With these three words as your guide, your family can experience the outdoors in a whole new way. Making nature art encourages kids to investigate the world around them and adds an extra element of fun to a hike on the trail or a walk in the park. You'll also have the pleasure of leaving a whimsical surprise for another family to discover -- or for your kids to seek out on a return visit. On the following slides, you'll find quick tips and open-ended inspiration for an outing that ends with a natural masterpiece.
Before your outing, consider these helpful tips and review them with your kids.
Be kind. When collecting materials, aim to minimize your impact on habitats and the ecosystem. Picking up a fallen leaf from the ground is better than plucking one from a tree.
Be careful. Keep an eye out for plants that might be prickly or poisonous.

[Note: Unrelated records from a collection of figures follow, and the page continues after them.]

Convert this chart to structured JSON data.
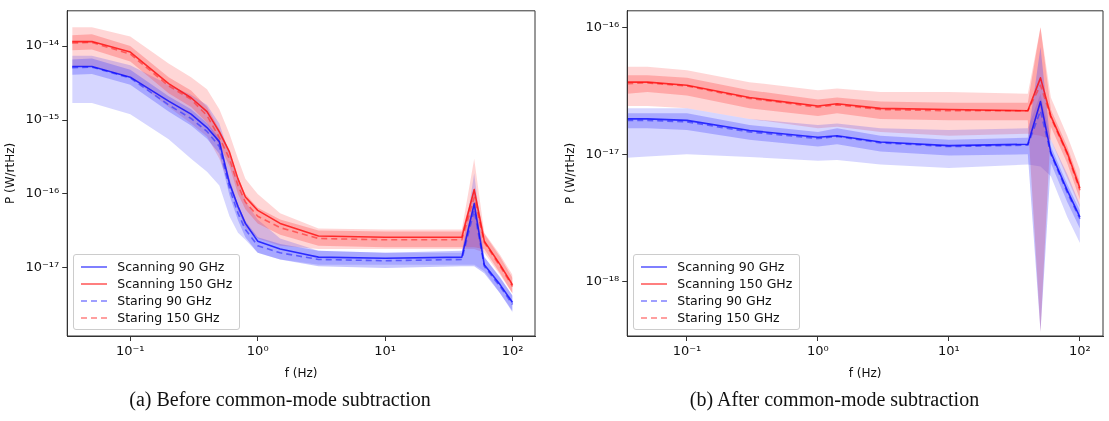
{
  "chart_data": [
    {
      "type": "line",
      "title": "(a) Before common-mode subtraction",
      "xlabel": "f (Hz)",
      "ylabel": "P (W/rtHz)",
      "log": "xy",
      "legend": "bottom left",
      "grid": false,
      "x": [
        0.035,
        0.05,
        0.1,
        0.2,
        0.3,
        0.4,
        0.5,
        0.6,
        0.7,
        0.8,
        1,
        1.5,
        3,
        10,
        40,
        50,
        60,
        80,
        100
      ],
      "xlim": [
        0.032,
        150
      ],
      "ylim": [
        1.2e-18,
        3e-14
      ],
      "xticks": [
        {
          "value": 0.1,
          "label": "10⁻¹"
        },
        {
          "value": 1,
          "label": "10⁰"
        },
        {
          "value": 10,
          "label": "10¹"
        },
        {
          "value": 100,
          "label": "10²"
        }
      ],
      "yticks": [
        {
          "value": 1e-17,
          "label": "10⁻¹⁷"
        },
        {
          "value": 1e-16,
          "label": "10⁻¹⁶"
        },
        {
          "value": 1e-15,
          "label": "10⁻¹⁵"
        },
        {
          "value": 1e-14,
          "label": "10⁻¹⁴"
        }
      ],
      "series": [
        {
          "name": "Scanning 90 GHz",
          "color": "#0000ff",
          "line_style": "solid",
          "values": [
            5.3e-15,
            5.3e-15,
            3.8e-15,
            1.8e-15,
            1.2e-15,
            7.9e-16,
            5.1e-16,
            1.4e-16,
            6.8e-17,
            4e-17,
            2.3e-17,
            1.8e-17,
            1.4e-17,
            1.35e-17,
            1.4e-17,
            7.4e-17,
            1.1e-17,
            5.9e-18,
            3.4e-18
          ],
          "lower": [
            1.7e-15,
            1.7e-15,
            1.2e-15,
            5.5e-16,
            3e-16,
            2e-16,
            1.3e-16,
            5e-17,
            3e-17,
            2.4e-17,
            1.6e-17,
            1.3e-17,
            1.1e-17,
            1.1e-17,
            1.1e-17,
            1.1e-17,
            9e-18,
            4.5e-18,
            2.5e-18
          ],
          "upper": [
            7.4e-15,
            7.4e-15,
            5.5e-15,
            3e-15,
            2.2e-15,
            1.6e-15,
            9e-16,
            3.5e-16,
            1.5e-16,
            8e-17,
            4.5e-17,
            2.5e-17,
            1.7e-17,
            1.6e-17,
            1.6e-17,
            1.9e-16,
            1.4e-17,
            7.5e-18,
            4.2e-18
          ]
        },
        {
          "name": "Scanning 150 GHz",
          "color": "#ff0000",
          "line_style": "solid",
          "values": [
            1.15e-14,
            1.15e-14,
            8.3e-15,
            3.1e-15,
            2e-15,
            1.3e-15,
            6.9e-16,
            3.7e-16,
            1.6e-16,
            9.1e-17,
            6e-17,
            4e-17,
            2.7e-17,
            2.6e-17,
            2.6e-17,
            1.15e-16,
            2.3e-17,
            1.1e-17,
            5.9e-18
          ],
          "lower": [
            5.3e-15,
            5.3e-15,
            3.8e-15,
            1.5e-15,
            9e-16,
            6e-16,
            3e-16,
            1.3e-16,
            6e-17,
            3.5e-17,
            2.5e-17,
            2e-17,
            1.8e-17,
            1.8e-17,
            1.8e-17,
            1.8e-17,
            1.6e-17,
            8e-18,
            4.5e-18
          ],
          "upper": [
            1.8e-14,
            1.8e-14,
            1.35e-14,
            5.8e-15,
            3.8e-15,
            2.6e-15,
            1.4e-15,
            6.5e-16,
            3e-16,
            1.6e-16,
            1e-16,
            5.5e-17,
            3.4e-17,
            3.3e-17,
            3.3e-17,
            3e-16,
            3e-17,
            1.5e-17,
            8e-18
          ]
        },
        {
          "name": "Staring 90 GHz",
          "color": "#4040ff",
          "line_style": "dashed",
          "values": [
            5.1e-15,
            5.2e-15,
            3.7e-15,
            1.6e-15,
            1.05e-15,
            7e-16,
            4.4e-16,
            1.2e-16,
            5.5e-17,
            3.3e-17,
            2e-17,
            1.6e-17,
            1.3e-17,
            1.25e-17,
            1.3e-17,
            6e-17,
            1.05e-17,
            5.6e-18,
            3.2e-18
          ],
          "lower": [
            4.1e-15,
            4.2e-15,
            3e-15,
            1.3e-15,
            8.4e-16,
            5.6e-16,
            3.5e-16,
            9.6e-17,
            4.4e-17,
            2.6e-17,
            1.6e-17,
            1.3e-17,
            1.05e-17,
            1e-17,
            1.05e-17,
            1.05e-17,
            8.5e-18,
            4.5e-18,
            2.6e-18
          ],
          "upper": [
            6.6e-15,
            6.8e-15,
            4.8e-15,
            2.1e-15,
            1.4e-15,
            9.1e-16,
            5.7e-16,
            1.6e-16,
            7.2e-17,
            4.3e-17,
            2.6e-17,
            2.1e-17,
            1.7e-17,
            1.6e-17,
            1.7e-17,
            7.8e-17,
            1.4e-17,
            7.3e-18,
            4.2e-18
          ]
        },
        {
          "name": "Staring 150 GHz",
          "color": "#ff4040",
          "line_style": "dashed",
          "values": [
            1.1e-14,
            1.12e-14,
            7.8e-15,
            2.9e-15,
            1.9e-15,
            1.15e-15,
            5.8e-16,
            3e-16,
            1.3e-16,
            7.8e-17,
            5e-17,
            3.5e-17,
            2.5e-17,
            2.4e-17,
            2.4e-17,
            9e-17,
            2.2e-17,
            1.05e-17,
            5.6e-18
          ],
          "lower": [
            8.8e-15,
            9e-15,
            6.2e-15,
            2.3e-15,
            1.5e-15,
            9.2e-16,
            4.6e-16,
            2.4e-16,
            1e-16,
            6.2e-17,
            4e-17,
            2.8e-17,
            2e-17,
            1.9e-17,
            1.9e-17,
            1.9e-17,
            1.8e-17,
            8.4e-18,
            4.5e-18
          ],
          "upper": [
            1.4e-14,
            1.45e-14,
            1e-14,
            3.8e-15,
            2.5e-15,
            1.5e-15,
            7.5e-16,
            3.9e-16,
            1.7e-16,
            1e-16,
            6.5e-17,
            4.5e-17,
            3.2e-17,
            3.1e-17,
            3.1e-17,
            1.2e-16,
            2.9e-17,
            1.4e-17,
            7.3e-18
          ]
        }
      ]
    },
    {
      "type": "line",
      "title": "(b) After common-mode subtraction",
      "xlabel": "f (Hz)",
      "ylabel": "P (W/rtHz)",
      "log": "xy",
      "legend": "bottom left",
      "grid": false,
      "x": [
        0.035,
        0.05,
        0.1,
        0.3,
        1,
        1.4,
        3,
        10,
        40,
        50,
        60,
        80,
        100
      ],
      "xlim": [
        0.035,
        150
      ],
      "ylim": [
        3.7e-19,
        1.35e-16
      ],
      "xticks": [
        {
          "value": 0.1,
          "label": "10⁻¹"
        },
        {
          "value": 1,
          "label": "10⁰"
        },
        {
          "value": 10,
          "label": "10¹"
        },
        {
          "value": 100,
          "label": "10²"
        }
      ],
      "yticks": [
        {
          "value": 1e-18,
          "label": "10⁻¹⁸"
        },
        {
          "value": 1e-17,
          "label": "10⁻¹⁷"
        },
        {
          "value": 1e-16,
          "label": "10⁻¹⁶"
        }
      ],
      "series": [
        {
          "name": "Scanning 90 GHz",
          "color": "#0000ff",
          "line_style": "solid",
          "values": [
            1.9e-17,
            1.9e-17,
            1.85e-17,
            1.54e-17,
            1.36e-17,
            1.4e-17,
            1.25e-17,
            1.17e-17,
            1.2e-17,
            2.6e-17,
            1.03e-17,
            5.2e-18,
            3.2e-18
          ],
          "lower": [
            9.4e-18,
            9.6e-18,
            1e-17,
            9.5e-18,
            8.9e-18,
            9e-18,
            8.3e-18,
            7.8e-18,
            8.3e-18,
            8e-18,
            6.7e-18,
            3.2e-18,
            2e-18
          ],
          "upper": [
            2.3e-17,
            2.3e-17,
            2.3e-17,
            1.9e-17,
            1.7e-17,
            1.75e-17,
            1.6e-17,
            1.55e-17,
            1.6e-17,
            3e-17,
            1.3e-17,
            7e-18,
            4e-18
          ]
        },
        {
          "name": "Scanning 150 GHz",
          "color": "#ff0000",
          "line_style": "solid",
          "values": [
            3.7e-17,
            3.7e-17,
            3.5e-17,
            2.8e-17,
            2.4e-17,
            2.5e-17,
            2.3e-17,
            2.25e-17,
            2.2e-17,
            4e-17,
            2e-17,
            1.03e-17,
            5.4e-18
          ],
          "lower": [
            2.4e-17,
            2.4e-17,
            2.3e-17,
            1.9e-17,
            1.6e-17,
            1.65e-17,
            1.5e-17,
            1.4e-17,
            1.45e-17,
            1.4e-17,
            1.3e-17,
            6.5e-18,
            3.8e-18
          ],
          "upper": [
            4.9e-17,
            4.9e-17,
            4.6e-17,
            3.7e-17,
            3.2e-17,
            3.3e-17,
            3.1e-17,
            3.1e-17,
            3e-17,
            1e-16,
            2.8e-17,
            1.4e-17,
            7.6e-18
          ]
        },
        {
          "name": "Staring 90 GHz",
          "color": "#4040ff",
          "line_style": "dashed",
          "values": [
            1.85e-17,
            1.85e-17,
            1.8e-17,
            1.5e-17,
            1.33e-17,
            1.38e-17,
            1.23e-17,
            1.15e-17,
            1.18e-17,
            2.2e-17,
            1e-17,
            5e-18,
            3.1e-18
          ],
          "lower": [
            1.6e-17,
            1.6e-17,
            1.55e-17,
            1.3e-17,
            1.15e-17,
            1.2e-17,
            1.05e-17,
            9.8e-18,
            1e-17,
            4e-19,
            8.5e-18,
            4.2e-18,
            2.6e-18
          ],
          "upper": [
            2.1e-17,
            2.1e-17,
            2.1e-17,
            1.7e-17,
            1.5e-17,
            1.6e-17,
            1.4e-17,
            1.3e-17,
            1.35e-17,
            7e-17,
            1.15e-17,
            5.8e-18,
            3.6e-18
          ]
        },
        {
          "name": "Staring 150 GHz",
          "color": "#ff4040",
          "line_style": "dashed",
          "values": [
            3.6e-17,
            3.65e-17,
            3.45e-17,
            2.75e-17,
            2.35e-17,
            2.45e-17,
            2.25e-17,
            2.2e-17,
            2.2e-17,
            3.5e-17,
            1.95e-17,
            1e-17,
            5.2e-18
          ],
          "lower": [
            3e-17,
            3.1e-17,
            2.9e-17,
            2.3e-17,
            2e-17,
            2.1e-17,
            1.9e-17,
            1.85e-17,
            1.85e-17,
            4e-19,
            1.65e-17,
            8.5e-18,
            4.4e-18
          ],
          "upper": [
            4.2e-17,
            4.2e-17,
            4e-17,
            3.2e-17,
            2.7e-17,
            2.8e-17,
            2.6e-17,
            2.55e-17,
            2.55e-17,
            1e-16,
            2.25e-17,
            1.15e-17,
            6e-18
          ]
        }
      ]
    }
  ]
}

Choose your site wisely. Seek out and be sure to follow the rules of public and private land. Create your installation where others can see it, but where it won't block trails or paths.
Bring a camera or phone so you can snap a picture.
Go back. Land art isn't meant to last forever, but it's fun to return and see how your project has changed over time.
Using found materials to make animals of all sorts can be especially fun for kids. Here's a dragonfly we fashioned from fallen leaves, a milkweed pod, acorns, sticks, and more. Your crew might assemble an insect, a snake, or even a creature drawn from your child's imagination.
For this optical illusion, find a shallow body of water with a soft bottom, such as sand. Play with the placement of your sticks so that their reflections complete a design, as shown. No water nearby? You can get a similar effect from the shadows of sticks set in an open expanse of sand or dirt.
Think big (a clearing) or small (atop a boulder or log) when planning this project. You can incorporate just about any material, but using a circle as your shape makes it easy for kids to form and repeat a pattern. To assemble the piece, have them start in the center and work outward. Varying colors and textures adds visual contrast and encourages investigation and discovery.